Begeisterte durch ihre Redegewandheit und Fachwissen über Berlin:Die Berliner Stadtschleicherin für Roller und Latscher, Anne Gollin.

Tag 2: Dienstag, 11. September, Teil 1:

Willy-Brandt-Haus

In Verbindung mit einer Stadtführung – orientiert an politischen Gesichtspunkten und mit viel Fachwissen sowie großer Eloquenz durch die „Stadtschleicherin für Roller und Latscher‘, Anne Gollin, begleitet – wurde die Visite der Rheinländer und Westfalen mit einer Einkehr in das Willy-Brandt-Haus im Stadtbezirk Kreuzberg fortgesetzt. Das 3.225 Quadratmeter große Eckgrundstück an der Wilhelmstraße, auf dem die Sozialdemokratie ihre Zentrale errichtet hat, wurde von der SPD im Jahr 1992 erworben. Für dieses Areal hatte der Architekt Helge Bofinger schon im Rahmen der Internationalen Bauausstellung 1984/87 (IBA) den preisgekörnten Entwurf eines Wohn- und Geschäftshauses geliefert, der allerdings nicht zur Verwirklichung gekommen ist. Die Absicht war damals, in der durch zahlreiche Brachflächen und eine zusammenhanglose, qualitätsarme Nachkriegsbebauung gekennzeichneten Umgebung in der südlichen Friedrichstadt einen möglichst anregenden Akzent zu setzen. Der Entwurf aus den 1980er Jahren deckte sich weitgehend mit den Vorstellungen der neuen Bauherren aus der Sozialdemokratie. Die Pläne wurden, wo nötig, dem veränderten Nutzungsprofil angepasst, und in nur zweijähriger Bauzeit umgesetzt. Im Mai 1996 konnte das Willy-Brandt-Haus eingeweiht werden.

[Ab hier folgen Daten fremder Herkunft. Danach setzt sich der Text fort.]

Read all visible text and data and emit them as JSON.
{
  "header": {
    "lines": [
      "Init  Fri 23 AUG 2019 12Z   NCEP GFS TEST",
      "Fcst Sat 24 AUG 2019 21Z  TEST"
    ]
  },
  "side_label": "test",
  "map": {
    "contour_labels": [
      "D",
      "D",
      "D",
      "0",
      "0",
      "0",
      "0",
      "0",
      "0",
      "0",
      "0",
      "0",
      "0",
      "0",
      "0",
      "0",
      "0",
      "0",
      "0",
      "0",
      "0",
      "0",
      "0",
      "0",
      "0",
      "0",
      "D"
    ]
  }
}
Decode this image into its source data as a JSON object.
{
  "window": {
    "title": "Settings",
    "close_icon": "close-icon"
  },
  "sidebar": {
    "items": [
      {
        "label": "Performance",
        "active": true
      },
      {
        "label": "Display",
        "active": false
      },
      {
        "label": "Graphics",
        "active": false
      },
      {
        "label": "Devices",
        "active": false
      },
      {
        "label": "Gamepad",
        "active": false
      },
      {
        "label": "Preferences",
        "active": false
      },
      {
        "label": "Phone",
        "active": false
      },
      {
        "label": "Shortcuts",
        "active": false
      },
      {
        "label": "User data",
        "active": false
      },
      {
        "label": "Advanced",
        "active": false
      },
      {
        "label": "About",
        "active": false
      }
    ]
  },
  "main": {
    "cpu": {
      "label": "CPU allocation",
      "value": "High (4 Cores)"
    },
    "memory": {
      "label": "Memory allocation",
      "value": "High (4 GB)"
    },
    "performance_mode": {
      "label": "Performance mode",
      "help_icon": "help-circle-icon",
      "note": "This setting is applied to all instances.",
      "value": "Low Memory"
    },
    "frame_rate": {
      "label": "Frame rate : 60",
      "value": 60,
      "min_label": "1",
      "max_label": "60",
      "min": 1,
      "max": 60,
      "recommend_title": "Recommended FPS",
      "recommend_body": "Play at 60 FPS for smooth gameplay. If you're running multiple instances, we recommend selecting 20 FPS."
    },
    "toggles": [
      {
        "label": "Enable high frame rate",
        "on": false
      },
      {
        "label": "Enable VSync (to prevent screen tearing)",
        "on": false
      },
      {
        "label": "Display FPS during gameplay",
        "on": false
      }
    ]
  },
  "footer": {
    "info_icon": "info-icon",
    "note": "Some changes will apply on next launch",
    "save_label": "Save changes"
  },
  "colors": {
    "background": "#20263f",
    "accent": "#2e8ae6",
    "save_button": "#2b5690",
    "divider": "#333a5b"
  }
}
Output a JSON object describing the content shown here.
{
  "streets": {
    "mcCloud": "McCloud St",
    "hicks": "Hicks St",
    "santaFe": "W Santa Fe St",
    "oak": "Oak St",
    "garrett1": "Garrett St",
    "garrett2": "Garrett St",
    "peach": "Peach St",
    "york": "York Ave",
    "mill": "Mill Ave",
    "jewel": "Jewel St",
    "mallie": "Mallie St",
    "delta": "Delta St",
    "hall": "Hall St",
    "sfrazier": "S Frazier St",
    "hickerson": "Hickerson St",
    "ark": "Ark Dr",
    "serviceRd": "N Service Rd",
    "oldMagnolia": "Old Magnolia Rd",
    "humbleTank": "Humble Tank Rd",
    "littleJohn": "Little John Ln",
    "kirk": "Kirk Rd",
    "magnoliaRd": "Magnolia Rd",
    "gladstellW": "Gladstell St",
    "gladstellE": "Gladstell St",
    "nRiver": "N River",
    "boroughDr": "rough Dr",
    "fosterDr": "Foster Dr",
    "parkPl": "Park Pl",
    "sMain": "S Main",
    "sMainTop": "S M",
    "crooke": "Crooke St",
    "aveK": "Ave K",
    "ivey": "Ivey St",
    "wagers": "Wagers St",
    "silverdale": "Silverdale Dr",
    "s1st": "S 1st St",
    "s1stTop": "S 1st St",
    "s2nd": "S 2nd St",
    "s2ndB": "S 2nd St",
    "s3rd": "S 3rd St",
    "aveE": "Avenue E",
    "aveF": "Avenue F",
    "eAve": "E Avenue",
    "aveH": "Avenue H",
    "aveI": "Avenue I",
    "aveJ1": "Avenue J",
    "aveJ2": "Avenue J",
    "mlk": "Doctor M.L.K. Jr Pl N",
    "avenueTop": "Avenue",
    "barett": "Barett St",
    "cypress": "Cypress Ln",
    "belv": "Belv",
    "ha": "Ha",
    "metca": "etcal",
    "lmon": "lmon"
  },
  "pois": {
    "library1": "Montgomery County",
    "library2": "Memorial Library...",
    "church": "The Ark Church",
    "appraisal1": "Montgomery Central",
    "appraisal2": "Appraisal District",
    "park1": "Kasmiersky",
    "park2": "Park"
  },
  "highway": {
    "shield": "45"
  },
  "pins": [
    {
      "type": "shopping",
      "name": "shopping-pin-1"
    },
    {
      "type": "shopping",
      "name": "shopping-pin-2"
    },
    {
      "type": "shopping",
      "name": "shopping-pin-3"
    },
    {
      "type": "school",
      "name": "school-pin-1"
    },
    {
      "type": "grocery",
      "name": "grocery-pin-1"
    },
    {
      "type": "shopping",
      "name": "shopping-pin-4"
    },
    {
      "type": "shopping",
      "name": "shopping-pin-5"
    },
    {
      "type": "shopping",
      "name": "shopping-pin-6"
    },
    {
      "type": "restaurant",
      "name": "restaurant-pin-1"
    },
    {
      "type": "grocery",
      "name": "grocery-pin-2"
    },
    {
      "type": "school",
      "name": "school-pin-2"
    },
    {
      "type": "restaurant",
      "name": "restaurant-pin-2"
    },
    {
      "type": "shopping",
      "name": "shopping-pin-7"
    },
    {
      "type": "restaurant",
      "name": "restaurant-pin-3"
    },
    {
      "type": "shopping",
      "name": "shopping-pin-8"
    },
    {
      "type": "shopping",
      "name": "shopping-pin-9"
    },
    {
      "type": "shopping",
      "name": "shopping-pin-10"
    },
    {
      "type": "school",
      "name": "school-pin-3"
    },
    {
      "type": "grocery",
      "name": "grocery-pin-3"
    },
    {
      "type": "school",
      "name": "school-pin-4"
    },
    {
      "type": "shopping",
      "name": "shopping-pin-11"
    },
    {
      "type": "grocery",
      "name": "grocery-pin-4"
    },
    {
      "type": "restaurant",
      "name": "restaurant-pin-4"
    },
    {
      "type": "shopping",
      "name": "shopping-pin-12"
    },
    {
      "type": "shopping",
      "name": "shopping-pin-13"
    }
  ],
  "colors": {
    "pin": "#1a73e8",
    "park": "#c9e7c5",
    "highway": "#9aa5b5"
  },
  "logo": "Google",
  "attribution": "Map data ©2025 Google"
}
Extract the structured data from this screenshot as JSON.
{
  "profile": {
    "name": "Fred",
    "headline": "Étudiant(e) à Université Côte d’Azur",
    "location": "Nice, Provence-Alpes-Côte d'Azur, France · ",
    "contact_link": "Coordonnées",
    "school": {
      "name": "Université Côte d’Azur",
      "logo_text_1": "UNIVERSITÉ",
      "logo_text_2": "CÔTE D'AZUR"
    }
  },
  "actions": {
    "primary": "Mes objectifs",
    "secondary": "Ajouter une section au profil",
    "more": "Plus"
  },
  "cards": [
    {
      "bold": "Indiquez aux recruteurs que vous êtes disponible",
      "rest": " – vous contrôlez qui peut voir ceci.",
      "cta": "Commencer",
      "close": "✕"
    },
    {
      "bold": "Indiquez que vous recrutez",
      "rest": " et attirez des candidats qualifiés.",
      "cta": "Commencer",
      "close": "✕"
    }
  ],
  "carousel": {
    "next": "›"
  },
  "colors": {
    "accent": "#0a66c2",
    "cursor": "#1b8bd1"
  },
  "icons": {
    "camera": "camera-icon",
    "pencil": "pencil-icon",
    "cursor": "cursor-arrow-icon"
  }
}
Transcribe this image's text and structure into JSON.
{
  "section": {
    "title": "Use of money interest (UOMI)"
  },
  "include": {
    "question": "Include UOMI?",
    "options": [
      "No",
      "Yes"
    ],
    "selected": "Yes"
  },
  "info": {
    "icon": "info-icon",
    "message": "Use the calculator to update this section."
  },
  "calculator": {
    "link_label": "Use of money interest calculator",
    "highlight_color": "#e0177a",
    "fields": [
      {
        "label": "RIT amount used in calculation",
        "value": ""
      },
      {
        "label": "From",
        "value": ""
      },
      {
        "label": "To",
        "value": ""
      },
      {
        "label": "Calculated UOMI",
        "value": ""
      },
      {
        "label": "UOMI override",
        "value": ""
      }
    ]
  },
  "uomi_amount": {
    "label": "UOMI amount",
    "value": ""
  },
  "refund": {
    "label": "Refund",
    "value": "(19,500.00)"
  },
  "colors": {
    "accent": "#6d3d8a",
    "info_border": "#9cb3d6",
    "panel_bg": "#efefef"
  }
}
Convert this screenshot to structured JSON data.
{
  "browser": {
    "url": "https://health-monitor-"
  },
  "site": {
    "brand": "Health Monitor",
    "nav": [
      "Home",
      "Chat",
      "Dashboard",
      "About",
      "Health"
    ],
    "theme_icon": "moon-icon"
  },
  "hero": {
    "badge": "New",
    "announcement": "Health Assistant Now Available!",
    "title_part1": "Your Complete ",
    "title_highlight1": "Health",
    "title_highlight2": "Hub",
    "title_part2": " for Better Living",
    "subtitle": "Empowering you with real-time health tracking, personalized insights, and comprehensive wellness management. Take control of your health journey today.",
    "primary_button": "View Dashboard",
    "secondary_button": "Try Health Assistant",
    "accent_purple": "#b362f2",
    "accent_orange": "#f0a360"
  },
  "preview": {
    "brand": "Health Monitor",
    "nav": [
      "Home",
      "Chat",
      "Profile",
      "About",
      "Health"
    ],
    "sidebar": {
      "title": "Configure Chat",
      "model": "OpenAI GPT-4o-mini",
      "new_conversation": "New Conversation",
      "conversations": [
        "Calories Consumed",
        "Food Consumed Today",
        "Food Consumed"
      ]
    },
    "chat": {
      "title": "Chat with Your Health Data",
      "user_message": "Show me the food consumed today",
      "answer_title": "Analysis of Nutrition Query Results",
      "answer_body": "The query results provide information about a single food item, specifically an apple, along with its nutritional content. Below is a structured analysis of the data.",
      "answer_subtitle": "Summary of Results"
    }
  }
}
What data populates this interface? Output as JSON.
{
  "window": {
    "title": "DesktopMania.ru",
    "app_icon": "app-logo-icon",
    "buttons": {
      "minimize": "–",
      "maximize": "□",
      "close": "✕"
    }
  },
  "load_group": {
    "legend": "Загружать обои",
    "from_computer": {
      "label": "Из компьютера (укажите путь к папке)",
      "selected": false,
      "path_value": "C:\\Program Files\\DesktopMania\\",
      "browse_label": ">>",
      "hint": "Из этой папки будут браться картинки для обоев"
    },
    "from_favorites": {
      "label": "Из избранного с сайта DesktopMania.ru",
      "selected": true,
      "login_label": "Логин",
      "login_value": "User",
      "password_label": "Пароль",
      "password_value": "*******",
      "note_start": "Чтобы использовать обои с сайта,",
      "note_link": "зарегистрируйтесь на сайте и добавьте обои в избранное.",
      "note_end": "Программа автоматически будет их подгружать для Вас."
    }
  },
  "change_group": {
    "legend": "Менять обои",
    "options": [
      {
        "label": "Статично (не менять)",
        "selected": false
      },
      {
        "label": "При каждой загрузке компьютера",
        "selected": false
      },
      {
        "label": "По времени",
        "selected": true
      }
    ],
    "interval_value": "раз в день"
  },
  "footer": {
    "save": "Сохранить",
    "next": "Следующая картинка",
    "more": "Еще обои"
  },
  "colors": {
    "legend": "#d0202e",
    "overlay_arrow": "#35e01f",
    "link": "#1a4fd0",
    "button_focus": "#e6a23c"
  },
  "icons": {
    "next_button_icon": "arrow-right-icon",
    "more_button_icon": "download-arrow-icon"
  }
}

Informationen über ein offenes Haus für Politik und sonstige Veranstaltungen:Die Besuchergruppe des Bundestagsabgeordneten Wolfgang Hellmich besichtigt das Atrium im Willy-Brandt-Haus.

Politische Diskussion

Auf einem spitz zulaufenden Grundstück ist ein siebengeschossiger Bau entstanden, die Traufhöhe von 22 Metern wurde der Umgebung angepasst. Stilistisch zeigt das Haus deutliche Anklänge an die Klassische Moderne, es erinnert an bekannte Bauten der 1920er und frühen 1930er Jahre. Wesentliche Materialien sind Glas, heller Kalkstein und blau schimmerndes Metall. Ein ausgefeiltes ökologisches Konzept ermöglicht niedrigen Energieverbrauch, reduzierte Emissionen und die Nutzung natürlicher Ressourcen beispielsweise durch ein teilweise begrüntes Dach mit 300 m² Solarzellen. Von einer Passage aus, die Stresemannstraße mit der Wilhelmstraße verbindet, wird ein haushohes, verglastes Atrium erreicht, über Treppen und gläserne Aufzüge gelangt man zu den verschiedenen Ebenen. Das Willy-Brandt-Haus ist als offenes Haus konzipiert. Für kulturelle Aktivitäten – Kunstausstellungen und dergleichen – sind geeignete Flächen und Räume vorgesehen. Im Erdgeschoss befinden sich Ladengeschäfte und gastronomische Einrichtungen, die beiden unteren Büroetagen werden von externen Mietern genutzt. In der fünften Etage hat der Parteivorsitzende Sigmar Gabriel sein Büro. Ganz oben in der Spitze des Gebäudes befindet sich hinter einer halbrunden Glasfront der große Präsidiumssaal. Über die Besichtigung des seit 1999 nach dem Umzug des SPD-Parteivorstandes und seiner Administration aus dem Erich-Ollenhauer-Haus in Bonn in das Willy-Brandt-Haus in Berlin von Bundes-SPD genutzte Haus gab es für die vom Bundestagsabgeordneten Wolfgang Hellmich eingeladenen Frauen und Männer auch eine politische Diskussion. Dazu war Dennis Buchner, Diplom-Politikwissenschaftler, Mitarbeiter der SPD-Bundeszentrale und Mitglied des Berliner Landesparlaments, dem Abgeordnetenhaus in der Hauptstadt, erschienen. Er stellte unter anderem auch den vom SPD-Parteivorstand initiierten bundesweiten Bürgerdialog seiner Partei vor.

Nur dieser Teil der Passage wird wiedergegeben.